On the other hand, it rubs my populist nature the wrong way because I also love genre fiction. I love romance and horror and SF, and I’d feel more than a little miffed that my taste in fiction is considered unworthy.
Another characteristic that sets Canada apart from the U.S. is the difference in scale. In Canada (with a population of 33 million), if a hardcover title sells 5,000 copies, it’s considered a bestseller. If it sells 750 copies, it’s considered a successful publication. Needless to say, it’s almost impossible for a Canadian writer to make a living at his craft, if he only sells in his home country. With the exception of a few rare authors such as Margaret Atwood, whose Canadian sales alone might support her, most Canadian authors need to be able to sell to markets outside Canada to earn a living. Linwood Barclay, one of Canada’s most successful genre writers, no doubt earns most of his income outside his home country.
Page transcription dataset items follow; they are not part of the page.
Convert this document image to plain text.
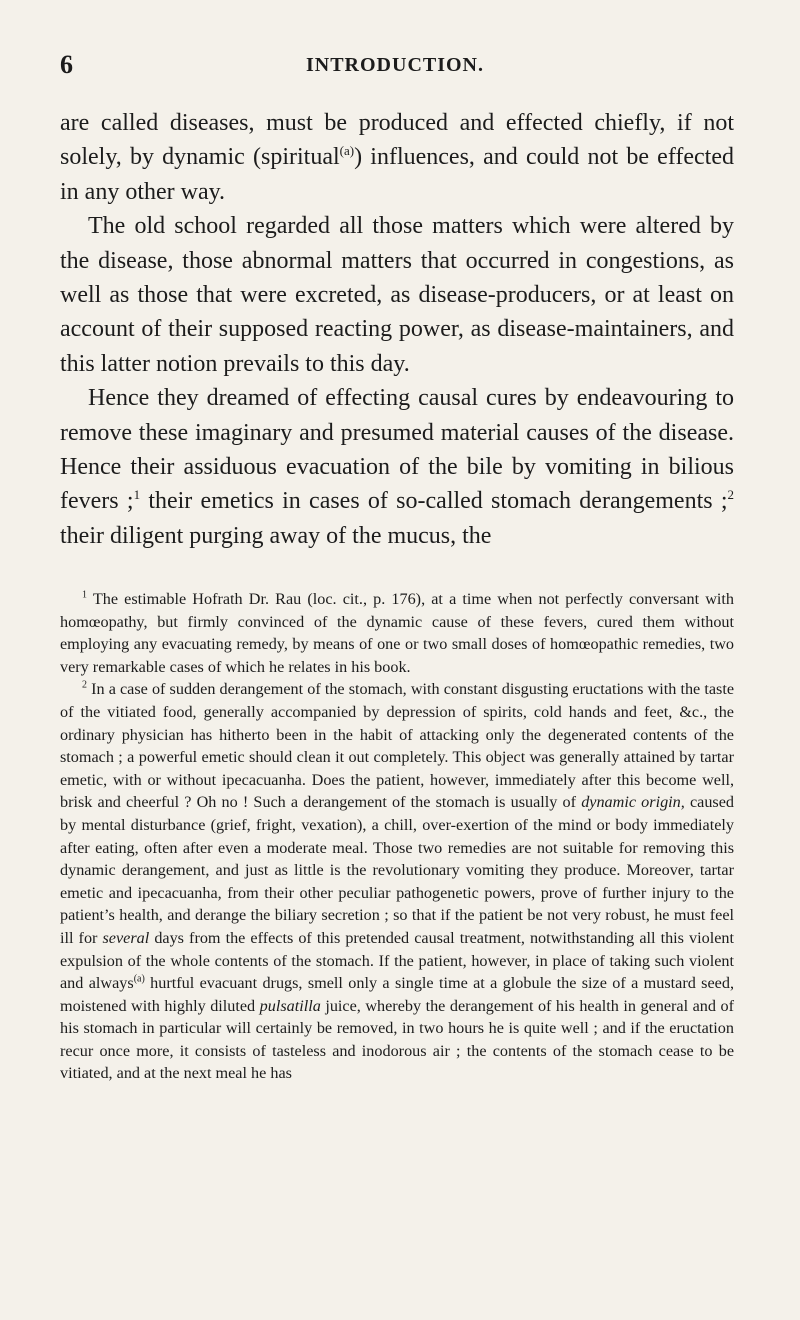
6	INTRODUCTION.

are called diseases, must be produced and effected chiefly, if not solely, by dynamic (spiritual$^{(a)}$) influences, and could not be effected in any other way.

The old school regarded all those matters which were altered by the disease, those abnormal matters that occurred in congestions, as well as those that were excreted, as disease-producers, or at least on account of their supposed reacting power, as disease-maintainers, and this latter notion prevails to this day.

Hence they dreamed of effecting causal cures by endeavouring to remove these imaginary and presumed material causes of the disease. Hence their assiduous evacuation of the bile by vomiting in bilious fevers ;$^1$ their emetics in cases of so-called stomach derangements ;$^2$ their diligent purging away of the mucus, the

$^1$ The estimable Hofrath Dr. Rau (loc. cit., p. 176), at a time when not perfectly conversant with homœopathy, but firmly convinced of the dynamic cause of these fevers, cured them without employing any evacuating remedy, by means of one or two small doses of homœopathic remedies, two very remarkable cases of which he relates in his book.

$^2$ In a case of sudden derangement of the stomach, with constant disgusting eructations with the taste of the vitiated food, generally accompanied by depression of spirits, cold hands and feet, &c., the ordinary physician has hitherto been in the habit of attacking only the degenerated contents of the stomach ; a powerful emetic should clean it out completely. This object was generally attained by tartar emetic, with or without ipecacuanha. Does the patient, however, immediately after this become well, brisk and cheerful ? Oh no ! Such a derangement of the stomach is usually of dynamic origin, caused by mental disturbance (grief, fright, vexation), a chill, over-exertion of the mind or body immediately after eating, often after even a moderate meal. Those two remedies are not suitable for removing this dynamic derangement, and just as little is the revolutionary vomiting they produce. Moreover, tartar emetic and ipecacuanha, from their other peculiar pathogenetic powers, prove of further injury to the patient’s health, and derange the biliary secretion ; so that if the patient be not very robust, he must feel ill for several days from the effects of this pretended causal treatment, notwithstanding all this violent expulsion of the whole contents of the stomach. If the patient, however, in place of taking such violent and always$^{(a)}$ hurtful evacuant drugs, smell only a single time at a globule the size of a mustard seed, moistened with highly diluted pulsatilla juice, whereby the derangement of his health in general and of his stomach in particular will certainly be removed, in two hours he is quite well ; and if the eructation recur once more, it consists of tasteless and inodorous air ; the contents of the stomach cease to be vitiated, and at the next meal he has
Another thing I learned is how under-appreciated Canadians feel, despite their many contributions to the literary world. I was embarrassed to admit I didn’t know that Joy Fielding, Vincent Lam, William Gibson, and Alice Munro were Canadians. In my typical American arrogance, I just assumed they were Americans. (Which is something that irritates Canadians no end.)
One of the best parts about attending literary festivals is the chance to meet other authors, and in St. John, I was very happy indeed to hear readings by some truly gifted authors, including Kathy-Diane Leveille (LET THE SHADOWS FALL BEHIND YOU) and Robert Rayner, whose searing YA novel SCAB had the audience on the edges of their seats. These authors deserve a far wider audience. In Canada, where there seems to be far deeper support for such authors, they at least have the chance of being heard.